Windows Server 2003 SP2 Quietly Released
With an absence of fanfare, but otherwise on schedule, Microsoft opened up its download page for Service Pack 2 of Windows Server 2003, both 32-bit and 64-bit editions. Perhaps most importantly, enterprises won't have to wait until Longhorn to be able to utilize Windows Deployment Services, the company's new image-based system for pre-composed, remote Windows installations.
Keeping the little abbreviations after the operating system name straight has been a tricky job for server admins. Two years ago, Microsoft released WS2K3 Service Pack 1, which added the Windows Firewall and Group Policy Management Console for the first time. Using both these tools together, admins could craft policies -- not unlike creating filtering rules in Outlook -- for guiding and filtering both incoming and outgoing traffic.
Admins discovered the new tools to be fairly effective, the way duct tape is more effective than masking tape; but a host of problems, including reductions in overall operating efficiency, slipshod support for virtual environments, and applications breaking left and right, prompted Microsoft to make some course changes.
Thus "Release 2" of WS2K3 was released in December 2005 - not a service pack, but a reassembly of the operating system, and by most assessments, a dramatic improvement. Service Pack 2 is an extension to WS2K3 R2 - thus "WS2K3 R2 SP2" becomes a legitimate abbreviation.
Added to SP2 is Microsoft's vastly improved Management Console 3.0, which many admins had already downloaded and installed, especially if they were using the preview releases of Exchange Server 2007. Among MMC3's goals is to make the group policy creation process introduced in WS2K3 SP1 much more intuitive and manageable. MMC is the basic console through which system services can be examined and managed - a sort of "Explorer" for the system internals.
A Windows server has to run a multitude of services simultaneously - that's its primary job, rather than running applications. So MMC gives the admin who doesn't use a command-line tool (such as PowerShell) categorized and organized views of what services are running and their active states. For example, a DNS server for resolving local domain name addresses, would be one component managed through MMC.

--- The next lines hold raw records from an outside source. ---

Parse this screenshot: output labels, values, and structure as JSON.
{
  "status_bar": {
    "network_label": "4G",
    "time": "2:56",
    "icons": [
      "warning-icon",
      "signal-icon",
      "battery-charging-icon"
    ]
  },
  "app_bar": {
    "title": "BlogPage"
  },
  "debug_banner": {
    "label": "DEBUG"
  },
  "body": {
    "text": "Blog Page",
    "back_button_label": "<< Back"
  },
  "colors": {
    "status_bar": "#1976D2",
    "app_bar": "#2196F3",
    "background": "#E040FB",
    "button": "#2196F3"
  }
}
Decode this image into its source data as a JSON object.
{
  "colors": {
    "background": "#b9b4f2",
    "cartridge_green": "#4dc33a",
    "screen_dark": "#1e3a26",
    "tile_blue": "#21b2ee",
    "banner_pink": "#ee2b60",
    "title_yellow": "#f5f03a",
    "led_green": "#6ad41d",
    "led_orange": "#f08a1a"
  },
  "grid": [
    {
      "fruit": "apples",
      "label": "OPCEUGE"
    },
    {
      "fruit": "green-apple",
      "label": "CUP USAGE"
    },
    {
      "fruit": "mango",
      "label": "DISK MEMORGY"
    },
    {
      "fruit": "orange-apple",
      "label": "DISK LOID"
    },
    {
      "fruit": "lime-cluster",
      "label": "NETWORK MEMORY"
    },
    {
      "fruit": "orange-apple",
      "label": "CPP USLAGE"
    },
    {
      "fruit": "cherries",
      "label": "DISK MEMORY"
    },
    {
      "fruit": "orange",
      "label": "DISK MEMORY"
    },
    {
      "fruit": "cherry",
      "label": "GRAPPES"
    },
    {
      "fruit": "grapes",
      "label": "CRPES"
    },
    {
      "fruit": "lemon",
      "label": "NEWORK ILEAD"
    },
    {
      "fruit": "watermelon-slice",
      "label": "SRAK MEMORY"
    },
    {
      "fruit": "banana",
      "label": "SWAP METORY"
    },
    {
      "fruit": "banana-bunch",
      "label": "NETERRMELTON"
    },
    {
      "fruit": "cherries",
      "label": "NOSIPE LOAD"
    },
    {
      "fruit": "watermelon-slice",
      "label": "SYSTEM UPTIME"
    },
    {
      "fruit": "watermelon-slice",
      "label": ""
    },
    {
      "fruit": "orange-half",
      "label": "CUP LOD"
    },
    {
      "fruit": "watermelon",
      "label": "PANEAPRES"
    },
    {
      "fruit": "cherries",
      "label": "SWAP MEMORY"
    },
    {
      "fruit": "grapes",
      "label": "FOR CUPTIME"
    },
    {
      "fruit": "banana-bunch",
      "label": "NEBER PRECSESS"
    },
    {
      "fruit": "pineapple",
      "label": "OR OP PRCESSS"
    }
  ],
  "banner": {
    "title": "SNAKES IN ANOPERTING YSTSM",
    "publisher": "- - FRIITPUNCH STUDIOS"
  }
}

Vista Business users who've been anxious to test their policy-based IPsec security console system-wide will now get that chance. Typically, IPsec (which encrypts IP packets and packages them within new ones) has been used almost entirely for VPNs; but with the advent of Vista, businesses can craft policy-based scenarios where IPsec is used for other communications within their domains or forests. One of the benefits of this is that admins can create entire secure domains - pockets of pristine resources, otherwise unattached to the rest of the world, using as few as two IPsec filters.
Admins will no doubt be prepared for the worst, as SP1 deployments two years ago caused noteworthy problems. If a similar tidal wave of bad news erupts from SP2, Microsoft will probably have a solution in the wings: "Windows Server 2007," which is expected to be released prior to the expiration of the year in its name.